Und trotz dieser freundlichen, indirekten Fragen nach seiner Identität, spürte Balian auch hier die Forderung, sich dem Kreuzzug anzuschließen, aber Balian wollte sich nicht als Galionsfigur in den Dienst dieses unsäglichen Streites um den Glauben stellen lassen und so antwortete er:
„Ich bin ein Hufschmied", und blickte dem Ritter offen in die Augen. Der Ritter versuchte es nochmals, in dem er nun seinerseits seine Identität preisgab:
„Und ich bin Richard von England."
Er hoffte, daß Balian sich vielleicht geschmeichelt fühlte und doch zustimmte, aber so wie der den jungen Ritter vor sich sah, stimmten die Erzählungen von ihm und er war nicht käuflich. Balian lächelte und wiederholte sanft:
„Ich bin ein Hufschmied."
König Richard nickte. Er mußte die Entscheidung dieses Ritters akzeptieren. Ein Mann mit seinem Ruf konnte nicht ignoriert oder gezwungen werden, und so wendete er sein Tier und ritt mit seiner Gefolgschaft gen Süden.
Balian blickte ihnen schweigend nach. Dann wandte sich dann hinunter in den Garten, die Bäume, die er einst gepflanzt hatte, hatten überdauert. Sanft fuhr er über die Zweige und freute sich an den Knospen und jungen Trieben. Ein Geräusch ließ ihn aufschauen. Da stand sie - Sybilla, eingehüllt in ein warmes Cape und lächelte ihn an. Balians Augen begannen zu strahlen und er eilte auf sie zu, aber sie sahen sich nur schweigend an, ihre Hand fuhr sanft über seine Narbe auf der Wange und strich ihm eine Locke aus dem Gesicht. Balian nahm keine weiteren Reiter wahr, keine Eskorte und ihm wurde klar, daß Sybilla im Gefolge von König Richard gekommen war. Er blickte Sybilla sanft und fragend an und sprach leise:
„Wählt ein Leben ohne Krone und ich werde Euch folgen."
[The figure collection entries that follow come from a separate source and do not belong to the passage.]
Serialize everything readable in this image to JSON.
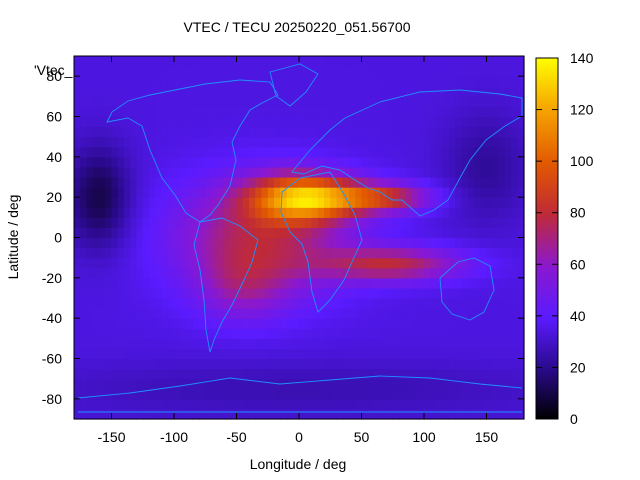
{
  "chart_data": {
    "type": "heatmap",
    "title": "VTEC / TECU 20250220_051.56700",
    "xlabel": "Longitude / deg",
    "ylabel": "Latitude / deg",
    "key_label": "'Vtec_",
    "xlim": [
      -180,
      180
    ],
    "ylim": [
      -90,
      90
    ],
    "x_ticks": [
      -150,
      -100,
      -50,
      0,
      50,
      100,
      150
    ],
    "y_ticks": [
      -80,
      -60,
      -40,
      -20,
      0,
      20,
      40,
      60,
      80
    ],
    "colorbar": {
      "min": 0,
      "max": 140,
      "ticks": [
        0,
        20,
        40,
        60,
        80,
        100,
        120,
        140
      ]
    },
    "field": {
      "background_tecu": 34,
      "enhancements": [
        {
          "lon": 5,
          "lat": 20,
          "sigma_lon": 30,
          "sigma_lat": 8,
          "amp": 80
        },
        {
          "lon": 65,
          "lat": 20,
          "sigma_lon": 28,
          "sigma_lat": 5,
          "amp": 48
        },
        {
          "lon": 75,
          "lat": -13,
          "sigma_lon": 40,
          "sigma_lat": 6,
          "amp": 42
        },
        {
          "lon": -30,
          "lat": 0,
          "sigma_lon": 48,
          "sigma_lat": 20,
          "amp": 42
        },
        {
          "lon": -45,
          "lat": -25,
          "sigma_lon": 25,
          "sigma_lat": 12,
          "amp": 18
        }
      ],
      "depletions": [
        {
          "lon": -160,
          "lat": 20,
          "sigma_lon": 18,
          "sigma_lat": 18,
          "amp": -24
        },
        {
          "lon": 150,
          "lat": 35,
          "sigma_lon": 25,
          "sigma_lat": 20,
          "amp": -12
        },
        {
          "lon": 0,
          "lat": -75,
          "sigma_lon": 160,
          "sigma_lat": 10,
          "amp": -8
        }
      ]
    }
  }
}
Sybilla küßte ihn zärtlich und erwiderte:
„Ich muß, als Legitimation und Bürge für die Vereinbarung zwischen Frankreich und England zum gemeinsamen Kreuzzug, meinem Cousin folgen, aber die Krone ist ihm versprochen. Ich werde frei sein."
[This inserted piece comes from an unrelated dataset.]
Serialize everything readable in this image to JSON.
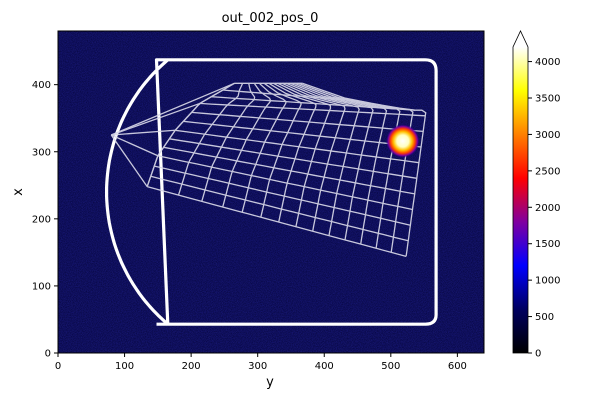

Balian zog sie in seine Arme und küßte sie sanft, aber anhaltend. Dann half er ihr auf das Pferd und bestieg das seine. Er würde ihr folgen, und gemeinsam ritten sie Richtung Süden, Richtung Jerusalem, dem Heer König Richards hinterher. Am Wegkreuz zögerte Balian und zügelte das Tempo seines Tieres. Er blickte auf den kleinen Grabhügel, der schon fast überwuchert war und gedachte seiner ersten Liebe und geliebten Gemahlin. Dann riß er sich los und folgte Sybilla, dem Glück seines Herzens, zurück in das Land, daß seine Heimat geworden war
Ende
Fortsetzung folgt - to be continued
Anmerkungen
1> Bezug zum Film: Als Balian Jerusalem verläßt, bemerkt er zufällig Sybilla im Zug der Christen und gesellt sich an ihre Seite. Hätte Balian Sybillas Antwort schon eher gehabt, wäre diese Szene gewiß anders dargestellt worden.